Outro argumento seguidamente empregado para postular o racismo sistêmico são os chamados vieses raciais implícitos, que todos temos e que podem ser identificados por testes de associação rápida e automática (medidas em milissegundos). Esses testes sugerem, por exemplo, que os nossos vieses raciais são mais fortes que os sexuais. Mas diferentemente do que inicialmente se supôs, esses testes não predizem bem o comportamento das pessoas (ver aqui). Mesmo pessoas com vieses raciais fortes podem não se comportar de modo racista. Muitas pessoas têm esses vieses mas espontaneamente os corrigem (pelo uso da sua consciência) ou são induzidos a corrigi-los pelo que percebem ser socialmente adequado aos olhos dos outros. Em outras palavras, além dos vieses implícitos, somos também guiados pelas nossas consciências e pelos padrões sociais. Aquela reação automática (medida em milissegundos) que todos temos seguidamente é contrariada por reações posteriores (medidas em segundos). Mas isso, novamente, dificulta a postulação do racismo sistêmico como uma explicação para desigualdades sociais, pois a reação inconsciente e racista seguidamente não produz efeitos comportamentais racistas. A desconsideração desse fato seguidamente leva algumas pessoas a acharem que todas as pessoas brancas que nascem e crescem em países como o Brasil são racistas. Esse foi o erro argumentativo que notei no texto de Djamila Ribeiro em artigo anterior. O que ela diz pode até ser plausível, mas a rigor não é o que se pode concluir com base no que sabemos sobre vieses implícitos e explicações causais.

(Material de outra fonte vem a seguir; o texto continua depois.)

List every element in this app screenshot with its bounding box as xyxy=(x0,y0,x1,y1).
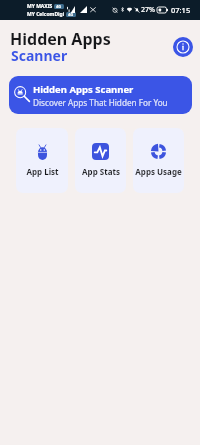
staticText: Discover Apps That Hidden For You xyxy=(33,97,168,108)
staticText: Scanner xyxy=(11,46,68,65)
staticText: 27% xyxy=(141,5,155,15)
button[interactable]: Info xyxy=(173,37,193,57)
staticText: 07:15 xyxy=(171,5,191,15)
staticText: 4G xyxy=(68,12,74,17)
staticText: Hidden Apps xyxy=(10,28,111,50)
staticText: Apps Usage xyxy=(135,166,182,177)
staticText: Hidden Apps Scanner xyxy=(33,83,134,96)
button[interactable]: App Stats xyxy=(75,128,126,193)
button[interactable]: Apps Usage xyxy=(133,128,184,193)
staticText: 4G xyxy=(56,4,62,9)
staticText: MY CelcomDigi xyxy=(27,11,65,18)
staticText: App Stats xyxy=(82,166,120,177)
button[interactable]: App List xyxy=(16,128,68,193)
staticText: App List xyxy=(26,166,59,177)
staticText: MY MAXIS xyxy=(27,3,53,10)
button[interactable]: Hidden Apps Scanner xyxy=(9,76,192,114)
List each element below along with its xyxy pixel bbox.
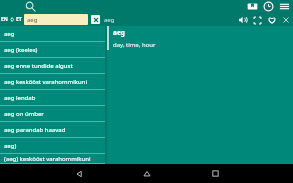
- button[interactable]: aeg (keeles): [0, 42, 105, 58]
- button[interactable]: aeg on ümber: [0, 106, 105, 122]
- staticText: aeg lendab: [4, 94, 36, 102]
- button[interactable]: Recents: [181, 164, 249, 183]
- button[interactable]: Search: [25, 1, 36, 12]
- button[interactable]: Back: [45, 164, 113, 183]
- button[interactable]: aeg keskööst varahommikuni: [0, 74, 105, 90]
- staticText: aeg: [104, 16, 115, 24]
- staticText: (aeg) keskööst varahommikuni: [4, 155, 91, 163]
- staticText: aeg keskööst varahommikuni: [4, 78, 87, 86]
- button[interactable]: Fullscreen: [253, 16, 262, 25]
- staticText: aeg enne tundide algust: [4, 62, 73, 70]
- button[interactable]: EN: [1, 16, 22, 23]
- button[interactable]: Favorite: [267, 15, 277, 25]
- button[interactable]: Home: [113, 164, 181, 183]
- button[interactable]: aeg): [0, 138, 105, 154]
- staticText: aeg): [4, 142, 17, 150]
- button[interactable]: aeg lendab: [0, 90, 105, 106]
- button[interactable]: Saved: [247, 1, 258, 12]
- button[interactable]: Pronounce: [238, 15, 248, 25]
- staticText: aeg on ümber: [4, 110, 44, 118]
- staticText: EN: [1, 16, 8, 23]
- button[interactable]: Close: [282, 16, 290, 24]
- button[interactable]: aeg enne tundide algust: [0, 58, 105, 74]
- staticText: aeg: [4, 30, 15, 38]
- button[interactable]: aeg: [0, 26, 105, 42]
- staticText: aeg: [113, 28, 125, 37]
- staticText: aeg (keeles): [4, 46, 38, 54]
- staticText: day, time, hour: [113, 41, 156, 49]
- button[interactable]: Menu: [279, 1, 290, 12]
- button[interactable]: aeg: [24, 14, 88, 25]
- button[interactable]: aeg parandab haavad: [0, 122, 105, 138]
- staticText: aeg: [27, 16, 38, 24]
- button[interactable]: (aeg) keskööst varahommikuni: [0, 154, 105, 164]
- staticText: aeg parandab haavad: [4, 126, 66, 134]
- button[interactable]: Clear: [91, 15, 100, 24]
- button[interactable]: History: [263, 1, 274, 12]
- staticText: ET: [16, 16, 22, 23]
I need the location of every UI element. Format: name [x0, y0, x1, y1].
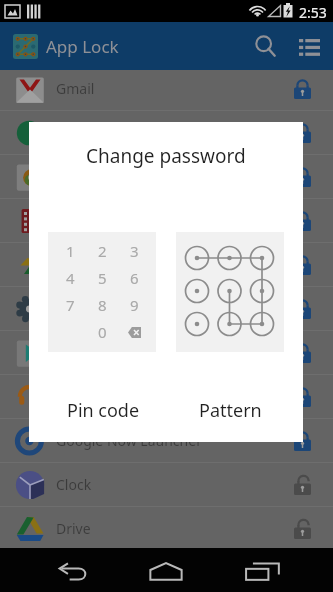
button[interactable]: Google Now Launcher [0, 419, 333, 462]
staticText: 4 [66, 268, 75, 288]
button[interactable]: Pin code [43, 394, 163, 426]
button[interactable]: Search [242, 22, 288, 70]
button[interactable]: Clock [0, 463, 333, 506]
staticText: App Lock [46, 35, 119, 58]
staticText: Change password [86, 143, 246, 169]
staticText: Play Store [56, 343, 122, 362]
button[interactable]: Pattern [170, 394, 290, 426]
staticText: 0 [98, 322, 107, 342]
staticText: 2 [98, 241, 107, 261]
staticText: Pin code [67, 398, 140, 423]
button[interactable]: Drive [0, 507, 333, 550]
button[interactable]: More options [288, 22, 330, 70]
staticText: Gmail [56, 79, 95, 98]
staticText: 3 [130, 241, 139, 261]
button[interactable]: Camera [0, 155, 333, 198]
staticText: 7 [66, 295, 75, 315]
button[interactable] [176, 232, 284, 352]
button[interactable]: Play Store [0, 331, 333, 374]
button[interactable]: Music [0, 375, 333, 418]
staticText: 9 [130, 295, 139, 315]
button[interactable]: Home [131, 551, 201, 592]
staticText: Pattern [199, 398, 262, 423]
staticText: Drive [56, 519, 91, 538]
button[interactable]: Gmail [0, 67, 333, 110]
staticText: Google Now Launcher [56, 431, 202, 450]
staticText: Clock [56, 475, 92, 494]
staticText: 8 [98, 295, 107, 315]
staticText: Music [56, 387, 95, 406]
button[interactable]: 1 [48, 232, 156, 352]
button[interactable]: Photos [0, 243, 333, 286]
button[interactable]: Recent apps [228, 551, 298, 592]
staticText: 5 [98, 268, 107, 288]
staticText: Settings [56, 299, 110, 318]
button[interactable]: Settings [0, 287, 333, 330]
button[interactable]: Google Play services [0, 111, 333, 154]
staticText: Photos [56, 255, 102, 274]
staticText: 1 [66, 241, 75, 261]
staticText: 2:53 [299, 3, 327, 19]
staticText: 6 [130, 268, 139, 288]
button[interactable]: Back [38, 551, 108, 592]
button[interactable]: YouTube [0, 199, 333, 242]
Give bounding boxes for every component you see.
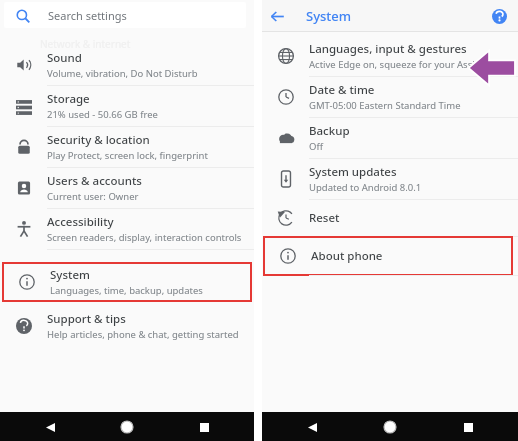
staticText: Date & time <box>309 82 375 98</box>
button[interactable]: Accessibility <box>0 209 254 249</box>
staticText: About phone <box>311 248 383 264</box>
staticText: Backup <box>309 123 350 139</box>
staticText: Support & tips <box>47 311 126 327</box>
staticText: Accessibility <box>47 214 114 230</box>
staticText: Storage <box>47 91 90 107</box>
button[interactable]: Security & location <box>0 127 254 167</box>
button[interactable]: Languages, input & gestures <box>262 36 518 76</box>
button[interactable]: Reset <box>262 200 518 236</box>
button[interactable]: Recents <box>455 414 481 440</box>
staticText: Network & internet <box>40 37 131 51</box>
staticText: Screen readers, display, interaction con… <box>47 231 242 244</box>
staticText: 21% used - 50.66 GB free <box>47 108 158 121</box>
staticText: System updates <box>309 164 397 180</box>
staticText: Sound <box>47 50 82 66</box>
button[interactable]: Sound <box>0 45 254 85</box>
staticText: Search settings <box>48 8 127 23</box>
button[interactable]: Storage <box>0 86 254 126</box>
button[interactable]: Backup <box>262 118 518 158</box>
staticText: Off <box>309 140 323 153</box>
button[interactable]: Users & accounts <box>0 168 254 208</box>
staticText: Security & location <box>47 132 150 148</box>
button[interactable]: Date & time <box>262 77 518 117</box>
staticText: Volume, vibration, Do Not Disturb <box>47 67 198 80</box>
staticText: Reset <box>309 210 340 226</box>
staticText: Current user: Owner <box>47 190 139 203</box>
button[interactable]: Back <box>37 414 63 440</box>
staticText: System <box>50 267 90 283</box>
staticText: Help articles, phone & chat, getting sta… <box>47 328 239 341</box>
button[interactable]: Support & tips <box>0 306 254 346</box>
staticText: Languages, input & gestures <box>309 41 467 57</box>
button[interactable]: Back <box>299 414 325 440</box>
staticText: Active Edge on, squeeze for your Assista… <box>309 58 498 71</box>
staticText: Languages, time, backup, updates <box>50 284 203 297</box>
button[interactable]: Recents <box>191 414 217 440</box>
button[interactable]: Search settings <box>4 2 246 28</box>
button[interactable]: Home <box>114 414 140 440</box>
button[interactable]: Help <box>484 1 514 31</box>
staticText: GMT-05:00 Eastern Standard Time <box>309 99 461 112</box>
button[interactable]: Home <box>377 414 403 440</box>
button[interactable]: Back <box>262 1 292 31</box>
staticText: System <box>306 7 352 25</box>
staticText: Users & accounts <box>47 173 142 189</box>
staticText: Updated to Android 8.0.1 <box>309 181 422 194</box>
button[interactable]: System <box>3 263 251 301</box>
button[interactable]: System updates <box>262 159 518 199</box>
button[interactable]: About phone <box>264 237 512 275</box>
staticText: Play Protect, screen lock, fingerprint <box>47 149 208 162</box>
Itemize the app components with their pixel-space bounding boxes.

Esses problemas de raciocínio e falta de confirmação empírica que acima indiquei não se resolvem criticando os modelos gerais de racionalidade “eurocêntrica” ou “heteronormativa” ou “patriarcal” que alegadamente temos. Com certeza há modelos alternativos de racionalidade, além de modelos diferentes de cientificidade no interior da nossa própria tradição científica. Mesmo admitindo-se essas racionalidades alternativas, os problemas apontados persistem: atualmente há um número considerável de teses defendidas por intelectuais ligados aos movimentos identitários que diretamente contradizem as ciências que hoje temos e usamos. Pode ser que numa biologia alternativa ou talvez numa ciência social alternativa (mas qual, exatamente?) esse não seja o caso. Não disputo isso, embora ache que não está claro o que isso quer dizer neste caso particular. Também não disputo, ao contrário, subscrevo, as denúncias das insidiosas, persistentes e gravíssimas injustiças sociais decorrentes do racismo e do sexismo que testemunhamos no Brasil e em outras partes. Penso, no entanto, essas mesmas denúncias perdem parte da sua cogência quando se associam a teses anticientíficas e erros de raciocínio.

Meus dois colegas historiadores citam, adicionalmente, teses hoje indefensáveis de filósofos do passado. Penso que isso é irrelevante. Não é por terem feito afirmações racistas ou misóginas que os lemos. Também a nossa democracia nasceu tingida pelo elitismo e pela misoginia de gregos antigos. É justamente por termos avançado nas contribuições de nossos antepassados que hoje podemos olhar para trás e dizer que estavam equivocados neste ou naquele ponto. Mas só conseguimos fazer isso porque temos hoje os instrumentos de raciocínio e investigação que eles, com os seus defeitos, nos legaram.